La complessa ricerca del nuovo padrone dei pali in casa Juventus si è chiusa con la virata decisiva su Guglielmo Vicario, portando a termine un puzzle di calciomercato che ha visto intrecciarsi i destini di diverse società internazionali. Sebbene la preferenza iniziale della guida tecnica pendesse verso profili con caratteristiche differenti, l’opportunità di affondare il colpo sul portiere argentino Emiliano Martinez si è progressivamente spenta dinanzi a una serie di valutazioni strategiche. L’Aston Villa si era mostrata ampiamente disponibile a rivedere al ribasso le pretese economiche rispetto ai colloqui di inizio estate, proponendo un’operazione a condizioni decisamente più vantaggiose pur di favorire l’uscita del calciatore.
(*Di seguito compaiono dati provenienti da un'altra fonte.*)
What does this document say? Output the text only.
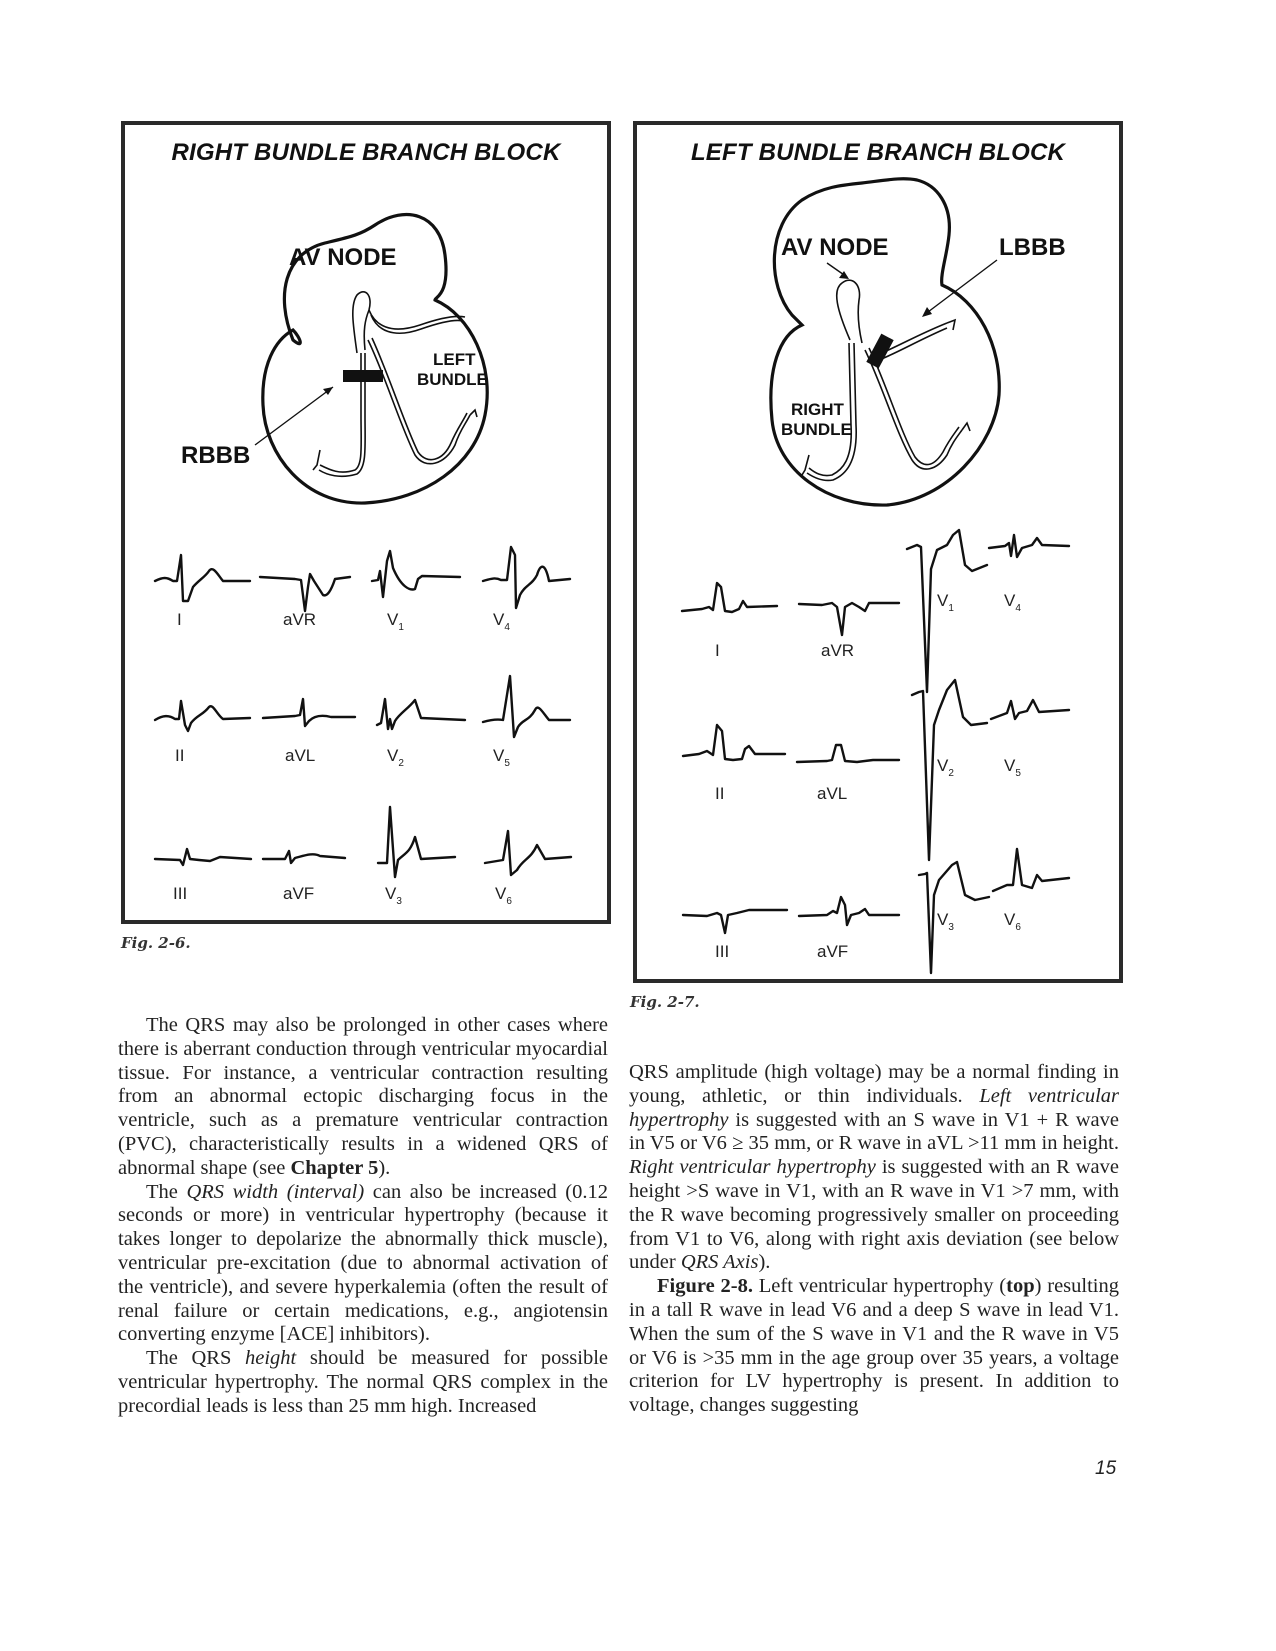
RIGHT BUNDLE BRANCH BLOCK
AV NODE
LEFT
BUNDLE
RBBB
I	aVR	$V_1$	$V_4$
II	aVL	$V_2$	$V_5$
III	aVF	$V_3$	$V_6$
Fig. 2-6.
LEFT BUNDLE BRANCH BLOCK
AV NODE	LBBB
RIGHT
BUNDLE
I	aVR
II	aVL
III	aVF
$V_1$
$V_2$
$V_3$
$V_4$
$V_5$
$V_6$
Fig. 2-7.

The QRS may also be prolonged in other cases where there is aberrant conduction through ventricular myocardial tissue. For instance, a ventricular contraction resulting from an abnormal ectopic discharging focus in the ventricle, such as a premature ventricular contraction (PVC), characteristically results in a widened QRS of abnormal shape (see Chapter 5).

The QRS width (interval) can also be increased (0.12 seconds or more) in ventricular hypertrophy (because it takes longer to depolarize the abnormally thick muscle), ventricular pre-excitation (due to abnormal activation of the ventricle), and severe hyperkalemia (often the result of renal failure or certain medications, e.g., angiotensin converting enzyme [ACE] inhibitors).

The QRS height should be measured for possible ventricular hypertrophy. The normal QRS complex in the precordial leads is less than 25 mm high. Increased

QRS amplitude (high voltage) may be a normal finding in young, athletic, or thin individuals. Left ventricular hypertrophy is suggested with an S wave in V1 + R wave in V5 or V6 ≥ 35 mm, or R wave in aVL >11 mm in height. Right ventricular hypertrophy is suggested with an R wave height >S wave in V1, with an R wave in V1 >7 mm, with the R wave becoming progressively smaller on proceeding from V1 to V6, along with right axis deviation (see below under QRS Axis).

Figure 2-8. Left ventricular hypertrophy (top) resulting in a tall R wave in lead V6 and a deep S wave in lead V1. When the sum of the S wave in V1 and the R wave in V5 or V6 is >35 mm in the age group over 35 years, a voltage criterion for LV hypertrophy is present. In addition to voltage, changes suggesting

15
A frenare in maniera definitiva i dirigenti della Continassa, tuttavia, come riporta il Corriere dello Sport di oggi, non è stata quindi la rigidità del club britannico, piuttosto un’attenta analisi dei rischi legati all’integrità fisica del giocatore. L’estremo difensore sudamericano sta infatti facendo i conti con la frattura a un dito, una problematica delicata che comporta l’eventualità di un intervento chirurgico e un conseguente periodo di stop. Valutando il quadro complessivo, con costi di gestione comunque importanti e la prospettiva di un avvio di stagione condizionato dai tempi di recupero, la dirigenza piemontese ha preferito evitare qualsiasi azzardo, lasciando cadere la pista inglese.
Dibu Martinez, Suzuki e Vicario: retroscena porta Juve

Questa decisione si sposa perfettamente con le complesse dinamiche di un effetto domino che ha visto protagonista anche Zion Suzuki. Il guardiano giapponese, forte di una grande determinazione, ha declinato la proposta del Paris Saint-Germain poiché non disposto ad accettare un ruolo di incertezza o di alternativa nelle gerarchie di Luis Enrique. Pur avendo espresso gradimento per il progetto torinese, la risoluta offensiva dell’Aston Villa ha cambiato le carte in tavola. Il club di Birmingham, che monitorava il profilo del nipponico da circa due anni e lo aveva individuato come naturale erede nel ruolo di numero uno, ha sfruttato gli ottimi rapporti con l’entourage del giocatore per assicurarselo a titolo definitivo.
Con il tesseramento del giapponese in Premier League e il tramonto della pista legata a Martinez, la dirigenza di Torino ha attivato l’opzione da tempo tenuta in serbo. Del resto Vicario ha sempre rappresentato la prima alternativa d’eccellenza nei piani dell’area sportiva. L’intesa con il Tottenham si è strutturata sulla base di un prestito con diritto di riscatto fissato a 15 milioni di euro, con i britannici orientati a richiedere un indennizzo per la cessione temporanea. A spingere con forza verso la fumata bianca è stata la ferma determinazione del classe ’96, rimasto fuori dai recenti impegni estivi della squadra di Roberto De Zerbi anche per smaltire un problema alla caviglia, ma fortemente motivato a rientrare nel campionato italiano per vestire la maglia bianconera.
L’operazione condotta a condizioni contenute garantisce inoltre alla Juventus una preziosa flessibilità economica e temporale. L’approdo dell’ex Empoli con formule temporanee permette infatti alla società di monitorare con estrema attenzione le evoluzioni del panorama internazionale in vista dei prossimi anni, mantenendo un canale privilegiato su profili di primissimo piano come Alisson Becker, il cui vincolo contrattuale con il Liverpool andrà a naturale scadenza nel giugno del 2027. Una pianificazione a lungo raggio che soddisfa le esigenze immediate di Luciano Spalletti senza compromettere le strategie future.